People are more generous than you may think – Healthcare Economist

People are more generous than you may think – Healthcare Economist
People are more generous than you may think – Healthcare Economist

The paradigm of homo economicus–a perfectly rational, self-interested person–may have taken a hit based on the findings of a paper by Dwyer et al. (2023). The authors aim to examine how people spend windfall earnings using a randomized experiment.

We took advantage of a rare opportunity to examine generosity among a diverse sample of adults who received a gift of U.S. $10,000 from a pair of wealthy donors, with nearly no strings attached. Two-hundred participants were drawn from three low-income countries (Indonesia, Brazil, and Kenya) and four high-income countries (Australia, Canada, the United Kingdom, and the United States) as part of a preregistered study. On average, participants spent over $6,400 on purchases that benefited others, including nearly $1,700 on donations to charity, suggesting that humans exhibit remarkable generosity even when the stakes are high.

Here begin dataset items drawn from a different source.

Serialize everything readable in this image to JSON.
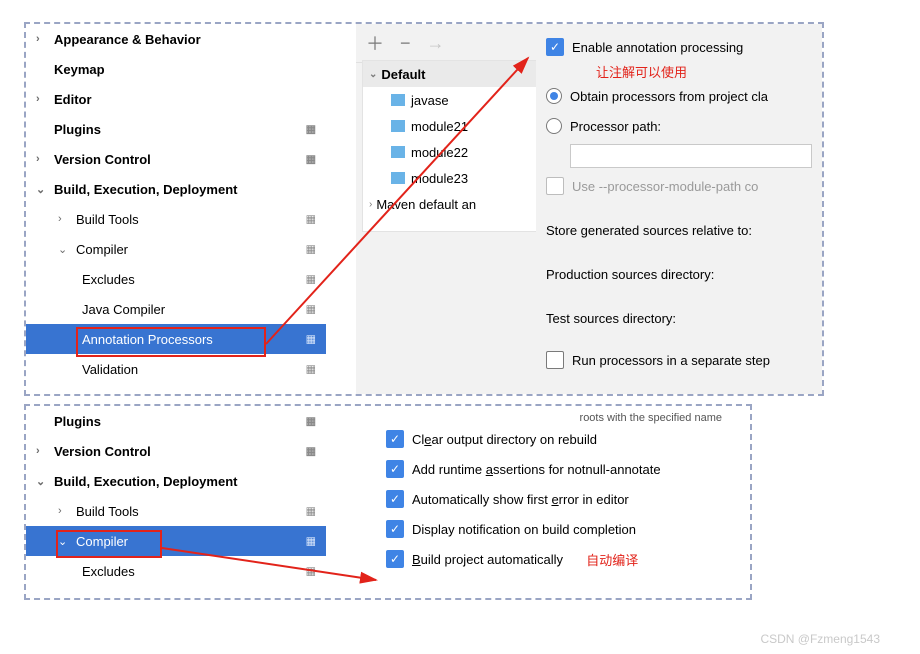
{
  "tree_top": {
    "appearance": "Appearance & Behavior",
    "keymap": "Keymap",
    "editor": "Editor",
    "plugins": "Plugins",
    "version_control": "Version Control",
    "bed": "Build, Execution, Deployment",
    "build_tools": "Build Tools",
    "compiler": "Compiler",
    "excludes": "Excludes",
    "java_compiler": "Java Compiler",
    "annotation_processors": "Annotation Processors",
    "validation": "Validation"
  },
  "tree_bottom": {
    "plugins": "Plugins",
    "version_control": "Version Control",
    "bed": "Build, Execution, Deployment",
    "build_tools": "Build Tools",
    "compiler": "Compiler",
    "excludes": "Excludes"
  },
  "subtree": {
    "default": "Default",
    "items": [
      "javase",
      "module21",
      "module22",
      "module23"
    ],
    "maven": "Maven default an"
  },
  "opts_top": {
    "enable": "Enable annotation processing",
    "note1": "让注解可以使用",
    "obtain": "Obtain processors from project cla",
    "proc_path": "Processor path:",
    "use_module_path": "Use --processor-module-path co",
    "store": "Store generated sources relative to:",
    "prod": "Production sources directory:",
    "test": "Test sources directory:",
    "run_sep": "Run processors in a separate step"
  },
  "opts_bottom": {
    "roots": "roots with the specified name",
    "clear": "Clear output directory on rebuild",
    "assertions": "Add runtime assertions for notnull-annotate",
    "auto_show": "Automatically show first error in editor",
    "notify": "Display notification on build completion",
    "build_auto": "Build project automatically",
    "note2": "自动编译"
  },
  "watermark": "CSDN @Fzmeng1543"
}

One rationale for this behavior was that it was status enhancing. That may not be the case.

To address whether generosity was driven by reputational concerns, we asked half the participants to share their spending decisions publicly on Twitter, whereas the other half were asked to keep their spending private. Generous spending was similar between the groups, in contrast to our preregistered hypothesis that enhancing reputational concerns would increase generosity.

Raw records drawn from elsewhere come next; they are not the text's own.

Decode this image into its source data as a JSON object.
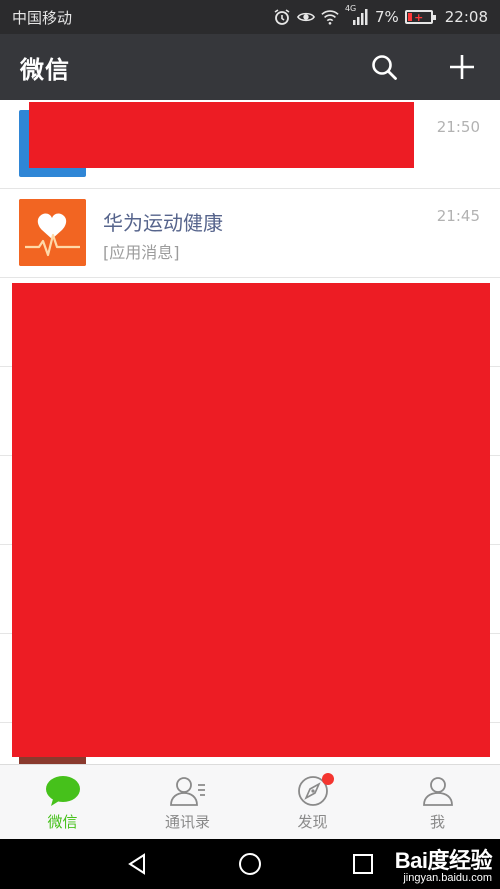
{
  "status_bar": {
    "carrier": "中国移动",
    "network_badge": "4G",
    "battery_percent": "7%",
    "time": "22:08"
  },
  "header": {
    "title": "微信",
    "icons": [
      "search-icon",
      "plus-icon"
    ]
  },
  "chats": [
    {
      "name": "",
      "preview": "",
      "time": "21:50",
      "redacted": true
    },
    {
      "name": "华为运动健康",
      "preview": "[应用消息]",
      "time": "21:45",
      "redacted": false
    },
    {
      "name": "",
      "preview": "",
      "time": "",
      "redacted": true
    },
    {
      "name": "",
      "preview": "",
      "time": "",
      "redacted": true
    },
    {
      "name": "",
      "preview": "",
      "time": "",
      "redacted": true
    },
    {
      "name": "",
      "preview": "",
      "time": "",
      "redacted": true
    },
    {
      "name": "",
      "preview": "",
      "time": "",
      "redacted": true
    },
    {
      "name": "",
      "preview": "",
      "time": "",
      "redacted": true
    }
  ],
  "tabs": [
    {
      "label": "微信",
      "icon": "chat-bubble-icon",
      "active": true
    },
    {
      "label": "通讯录",
      "icon": "contacts-icon",
      "active": false
    },
    {
      "label": "发现",
      "icon": "compass-icon",
      "active": false,
      "badge": true
    },
    {
      "label": "我",
      "icon": "person-icon",
      "active": false
    }
  ],
  "colors": {
    "header_bg": "#36373b",
    "status_bg": "#2b2b2d",
    "active_tab": "#46c11b",
    "inactive_tab": "#8a8a8a",
    "badge_red": "#f43530",
    "redaction": "#ed1c24",
    "chat_name": "#56648c"
  },
  "watermark": {
    "brand": "Bai度经验",
    "url": "jingyan.baidu.com"
  }
}
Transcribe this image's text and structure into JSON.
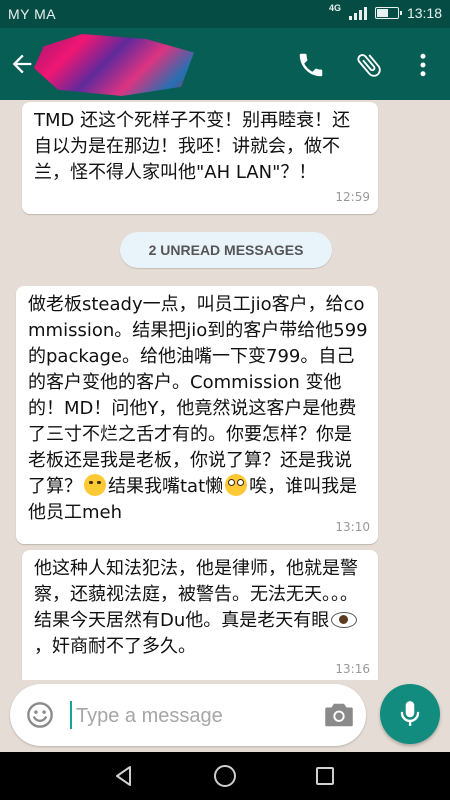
{
  "status_bar": {
    "carrier": "MY MA",
    "network": "4G",
    "time": "13:18",
    "battery_level": 0.6
  },
  "app_bar": {
    "icons": [
      "back-arrow-icon",
      "phone-icon",
      "paperclip-icon",
      "more-vert-icon"
    ]
  },
  "messages": [
    {
      "text": "TMD 还这个死样子不变！别再睦衰！还自以为是在那边！我呸！讲就会，做不兰，怪不得人家叫他\"AH LAN\"？！",
      "time": "12:59"
    },
    {
      "text_parts": [
        "做老板steady一点，叫员工jio客户，给commission。结果把jio到的客户带给他599的package。给他油嘴一下变799。自己的客户变他的客户。Commission 变他的！MD！问他Y，他竟然说这客户是他费了三寸不烂之舌才有的。你要怎样？你是老板还是我是老板，你说了算？还是我说了算？",
        "结果我嘴tat懒",
        "唉，谁叫我是他员工meh"
      ],
      "emojis": [
        "face-with-steam-icon",
        "flushed-face-icon"
      ],
      "time": "13:10"
    },
    {
      "text_parts": [
        "他这种人知法犯法，他是律师，他就是警察，还藐视法庭，被警告。无法无天。。。结果今天居然有Du他。真是老天有眼",
        "，奸商耐不了多久。"
      ],
      "emojis": [
        "eye-icon"
      ],
      "time": "13:16"
    }
  ],
  "unread_divider": "2 UNREAD MESSAGES",
  "composer": {
    "placeholder": "Type a message",
    "icons": [
      "emoji-icon",
      "camera-icon",
      "mic-icon"
    ],
    "accent": "#128c7e"
  },
  "nav_bar": {
    "icons": [
      "nav-back-icon",
      "nav-home-icon",
      "nav-recents-icon"
    ]
  },
  "colors": {
    "header": "#075e54",
    "status_bar": "#054d44",
    "chat_background": "#e5ddd5",
    "bubble": "#ffffff"
  }
}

This finding, however, does not fully address that reputational concerns are not at play here. While one’s reputation on Twitter may not be meaningful, one’s reputation among the people who received money and among one’s peers clearly does play a role. The authors claim that the $1,700 going purely to charity did not change, however there was a ~$500 difference (donations private = $1,440 vs. donations posted on Twitter = $1954, p=0.154). While not statistically significant, this is about a 30% increase in donations. is also impressive in showing that people want to share their wealth. The authors found that family had the largest impact on spending decisions but in-person friends and social media played a relatively similar role in decision-making among the randomized groups who posted their donations on Twitter.

The authors do note that “…participants were aware that they were part of an experiment in which they would report their spending choices…[which] may have spurred them to spend money (or report spending it) in socially desirable ways.”